In the last 12 months, Micron (MU) stock has doubled investorsโ money three times, resulting in an 8x return. If recent analyst commentary is anything to go by, the stock could double once more. Thatโฆ
In the last 12 months, Micron (MU) stock has doubled investorsโ money three times, resulting in an 8x return. If recent analyst commentary is anything
Read Full Story at Yahoo Finance โWhy This Matters
The persistent DRAM shortage isnโt just a chip-level hiccupโitโs a structural shift reshaping the semiconductor landscape. As AI workloads demand exponentially more memory and legacy infrastructure struggles to keep pace, Micronโs positioning as a key supplier could redefine its long-term revenue trajectory. For investors, this isnโt another cyclical uptick; itโs a potential inflection point that could validate a decade-long bet on memory technologyโs indispensability.
Background Context
Micronโs meteoric rise in 2023-24 wasnโt accidental. Years of underinvestment by rivals left the industry with thin capacity margins, while U.S. CHIPS Act subsidies and Chinaโs export controls created a duopoly-like dynamic.

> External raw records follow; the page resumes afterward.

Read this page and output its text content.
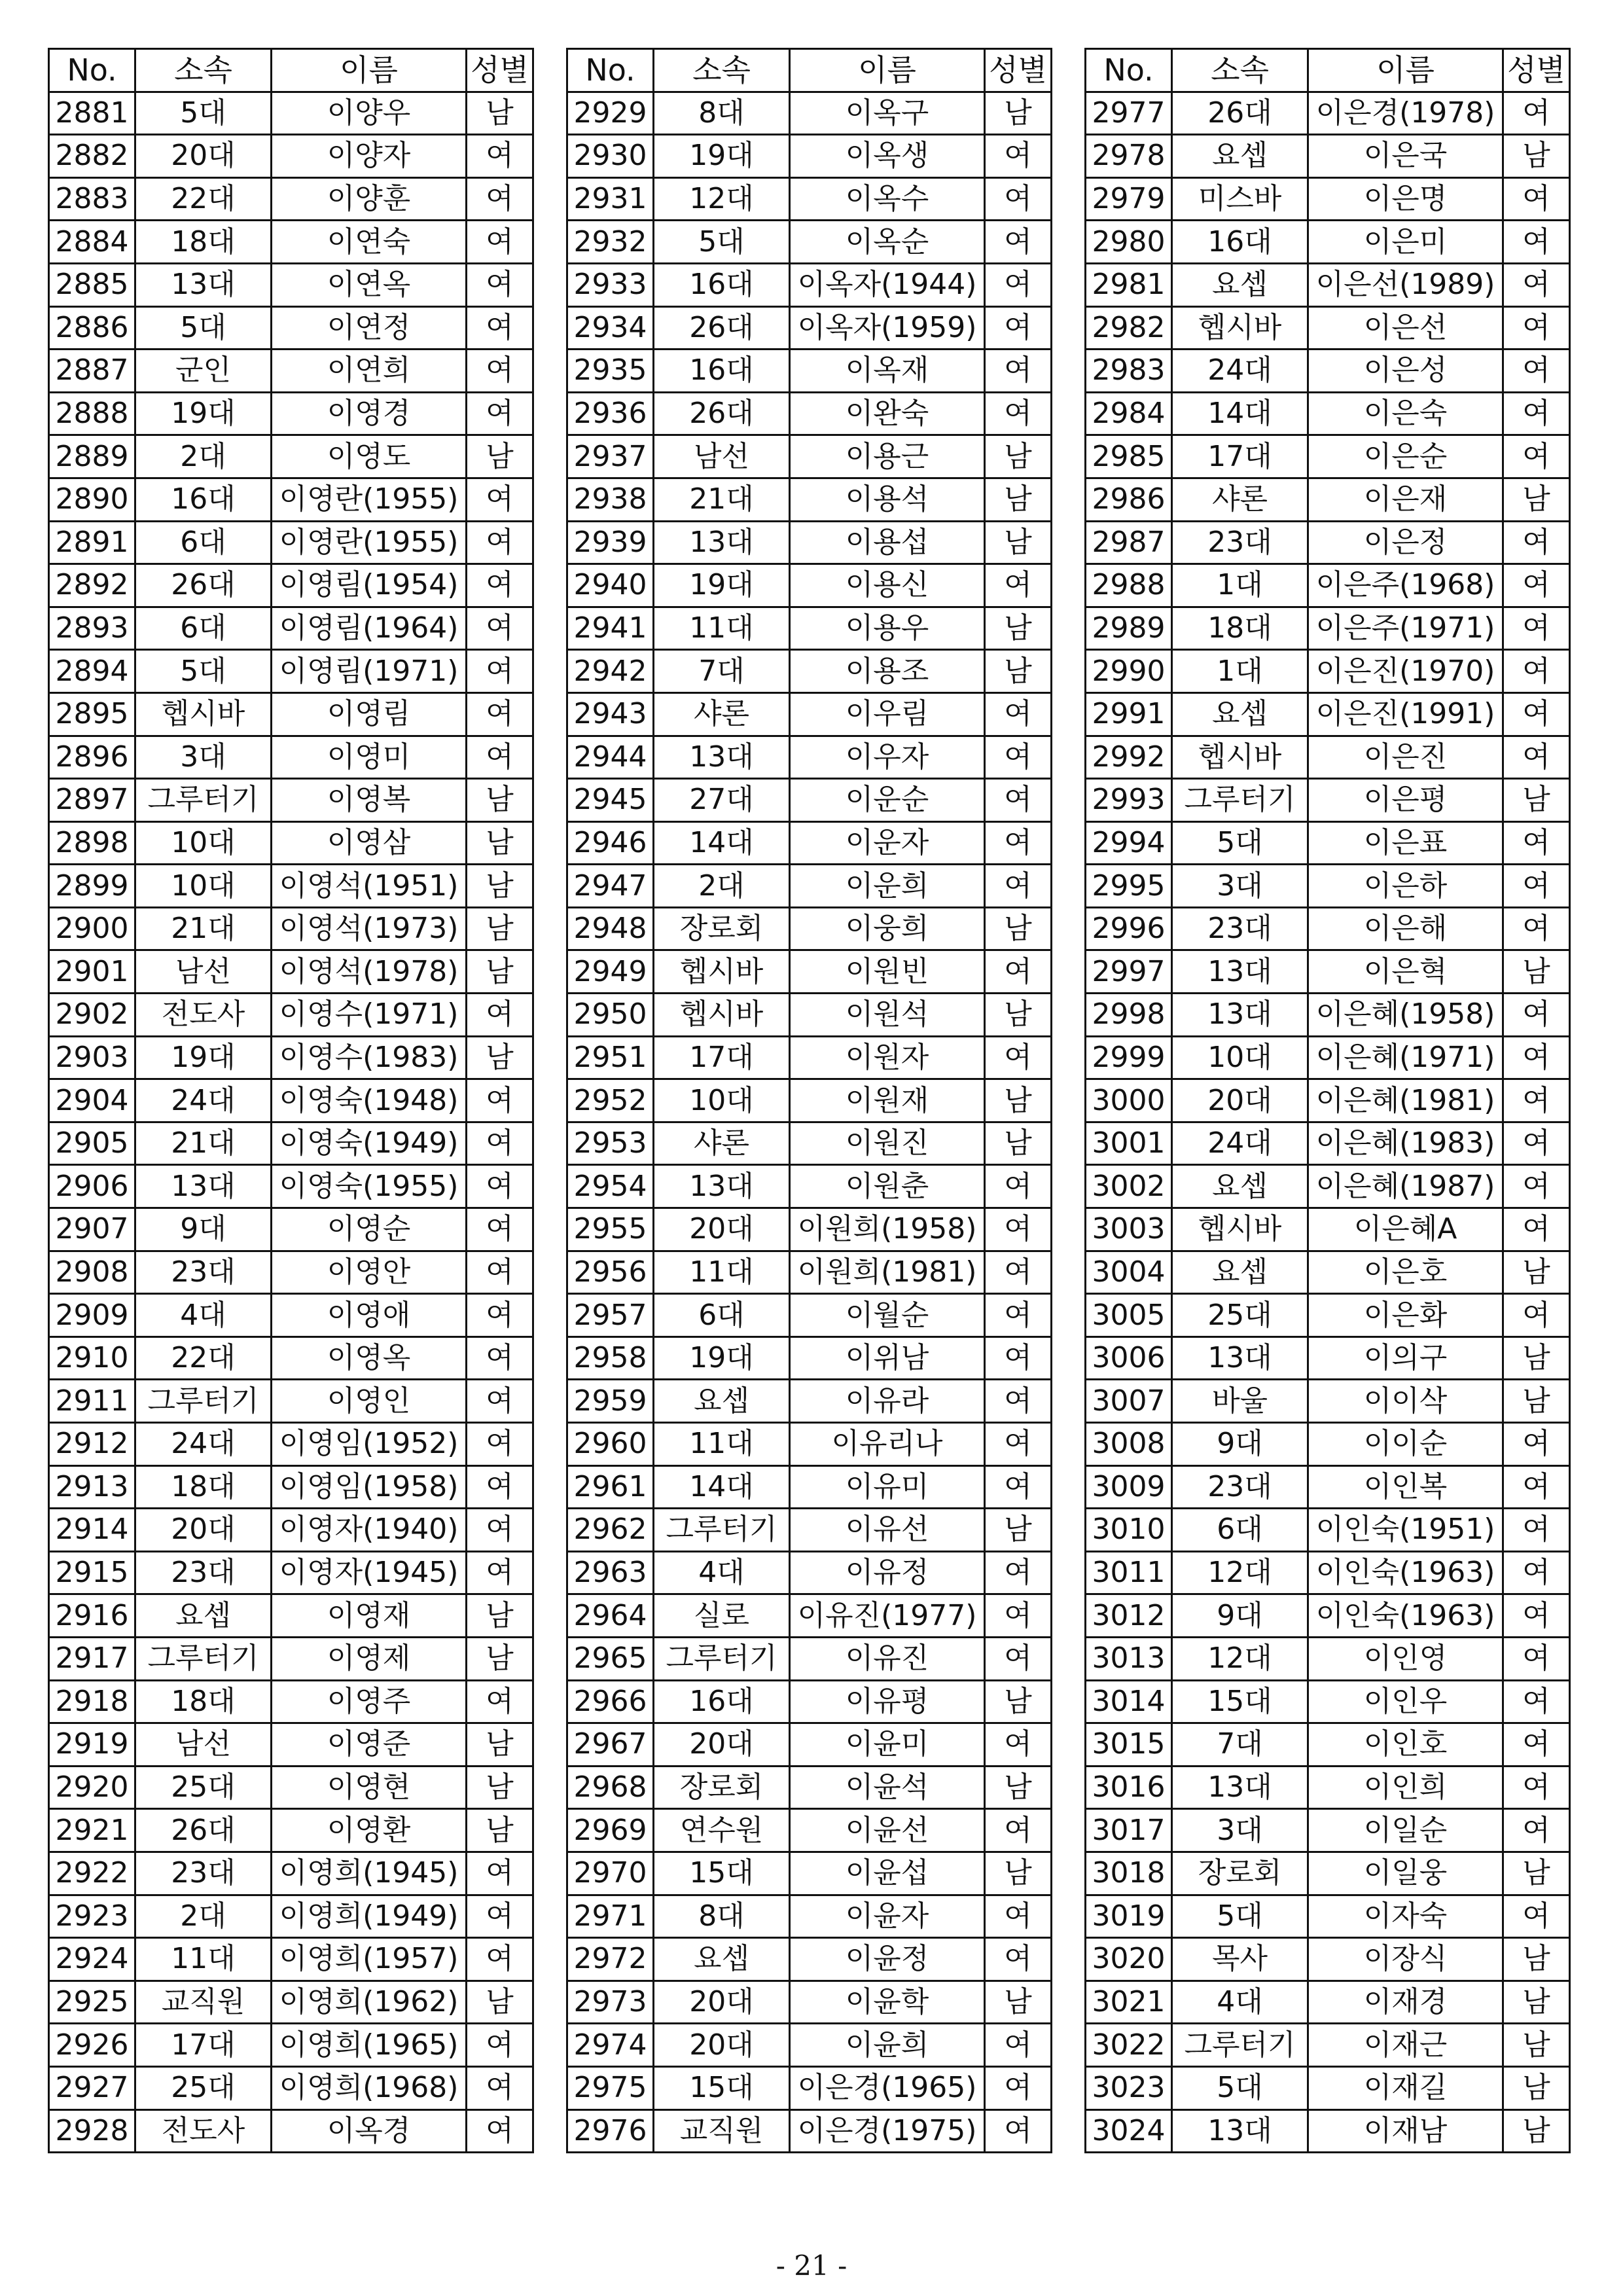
No.	소속	이름	성별
2881	5대	이양우	남
2882	20대	이양자	여
2883	22대	이양훈	여
2884	18대	이연숙	여
2885	13대	이연옥	여
2886	5대	이연정	여
2887	군인	이연희	여
2888	19대	이영경	여
2889	2대	이영도	남
2890	16대	이영란(1955)	여
2891	6대	이영란(1955)	여
2892	26대	이영림(1954)	여
2893	6대	이영림(1964)	여
2894	5대	이영림(1971)	여
2895	헵시바	이영림	여
2896	3대	이영미	여
2897	그루터기	이영복	남
2898	10대	이영삼	남
2899	10대	이영석(1951)	남
2900	21대	이영석(1973)	남
2901	남선	이영석(1978)	남
2902	전도사	이영수(1971)	여
2903	19대	이영수(1983)	남
2904	24대	이영숙(1948)	여
2905	21대	이영숙(1949)	여
2906	13대	이영숙(1955)	여
2907	9대	이영순	여
2908	23대	이영안	여
2909	4대	이영애	여
2910	22대	이영옥	여
2911	그루터기	이영인	여
2912	24대	이영임(1952)	여
2913	18대	이영임(1958)	여
2914	20대	이영자(1940)	여
2915	23대	이영자(1945)	여
2916	요셉	이영재	남
2917	그루터기	이영제	남
2918	18대	이영주	여
2919	남선	이영준	남
2920	25대	이영현	남
2921	26대	이영환	남
2922	23대	이영희(1945)	여
2923	2대	이영희(1949)	여
2924	11대	이영희(1957)	여
2925	교직원	이영희(1962)	남
2926	17대	이영희(1965)	여
2927	25대	이영희(1968)	여
2928	전도사	이옥경	여
No.	소속	이름	성별
2929	8대	이옥구	남
2930	19대	이옥생	여
2931	12대	이옥수	여
2932	5대	이옥순	여
2933	16대	이옥자(1944)	여
2934	26대	이옥자(1959)	여
2935	16대	이옥재	여
2936	26대	이완숙	여
2937	남선	이용근	남
2938	21대	이용석	남
2939	13대	이용섭	남
2940	19대	이용신	여
2941	11대	이용우	남
2942	7대	이용조	남
2943	샤론	이우림	여
2944	13대	이우자	여
2945	27대	이운순	여
2946	14대	이운자	여
2947	2대	이운희	여
2948	장로회	이웅희	남
2949	헵시바	이원빈	여
2950	헵시바	이원석	남
2951	17대	이원자	여
2952	10대	이원재	남
2953	샤론	이원진	남
2954	13대	이원춘	여
2955	20대	이원희(1958)	여
2956	11대	이원희(1981)	여
2957	6대	이월순	여
2958	19대	이위남	여
2959	요셉	이유라	여
2960	11대	이유리나	여
2961	14대	이유미	여
2962	그루터기	이유선	남
2963	4대	이유정	여
2964	실로	이유진(1977)	여
2965	그루터기	이유진	여
2966	16대	이유평	남
2967	20대	이윤미	여
2968	장로회	이윤석	남
2969	연수원	이윤선	여
2970	15대	이윤섭	남
2971	8대	이윤자	여
2972	요셉	이윤정	여
2973	20대	이윤학	남
2974	20대	이윤희	여
2975	15대	이은경(1965)	여
2976	교직원	이은경(1975)	여
No.	소속	이름	성별
2977	26대	이은경(1978)	여
2978	요셉	이은국	남
2979	미스바	이은명	여
2980	16대	이은미	여
2981	요셉	이은선(1989)	여
2982	헵시바	이은선	여
2983	24대	이은성	여
2984	14대	이은숙	여
2985	17대	이은순	여
2986	샤론	이은재	남
2987	23대	이은정	여
2988	1대	이은주(1968)	여
2989	18대	이은주(1971)	여
2990	1대	이은진(1970)	여
2991	요셉	이은진(1991)	여
2992	헵시바	이은진	여
2993	그루터기	이은평	남
2994	5대	이은표	여
2995	3대	이은하	여
2996	23대	이은해	여
2997	13대	이은혁	남
2998	13대	이은혜(1958)	여
2999	10대	이은혜(1971)	여
3000	20대	이은혜(1981)	여
3001	24대	이은혜(1983)	여
3002	요셉	이은혜(1987)	여
3003	헵시바	이은혜A	여
3004	요셉	이은호	남
3005	25대	이은화	여
3006	13대	이의구	남
3007	바울	이이삭	남
3008	9대	이이순	여
3009	23대	이인복	여
3010	6대	이인숙(1951)	여
3011	12대	이인숙(1963)	여
3012	9대	이인숙(1963)	여
3013	12대	이인영	여
3014	15대	이인우	여
3015	7대	이인호	여
3016	13대	이인희	여
3017	3대	이일순	여
3018	장로회	이일웅	남
3019	5대	이자숙	여
3020	목사	이장식	남
3021	4대	이재경	남
3022	그루터기	이재근	남
3023	5대	이재길	남
3024	13대	이재남	남
- 21 -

The DRAM marketโs historical boom-bust cycles have been exacerbated by geopolitical tensions, forcing OEMs to lock in long-term contractsโbenefiting Micronโs premium pricing power.
What Happens Next
Watch for supply chain diversification efforts: If Micron secures stable access to EUV lithography tools or ramps 1ฮณnm production ahead of peers, its lead could widen. Skeptics, however, point to Intelโs erratic foundry strategy and Samsungโs potential overcorrection as risks to sustained pricing power. The next 12โ18 months will reveal whether this shortage is a tailwind or a trap for memory-heavy stocks.
Bigger Picture
This isnโt just about memory chipsโitโs a microcosm of the AI infrastructure arms race. As data centers hemorrhage capacity to train models, the entire semiconductor ecosystem is being reordered. Micronโs fortunes now hinge on whether the industryโs capital discipline (or lack thereof) can outpace voracious demand for compute. The DRAM shortage may fade, but the lessons in supply chain resilience are here to stay.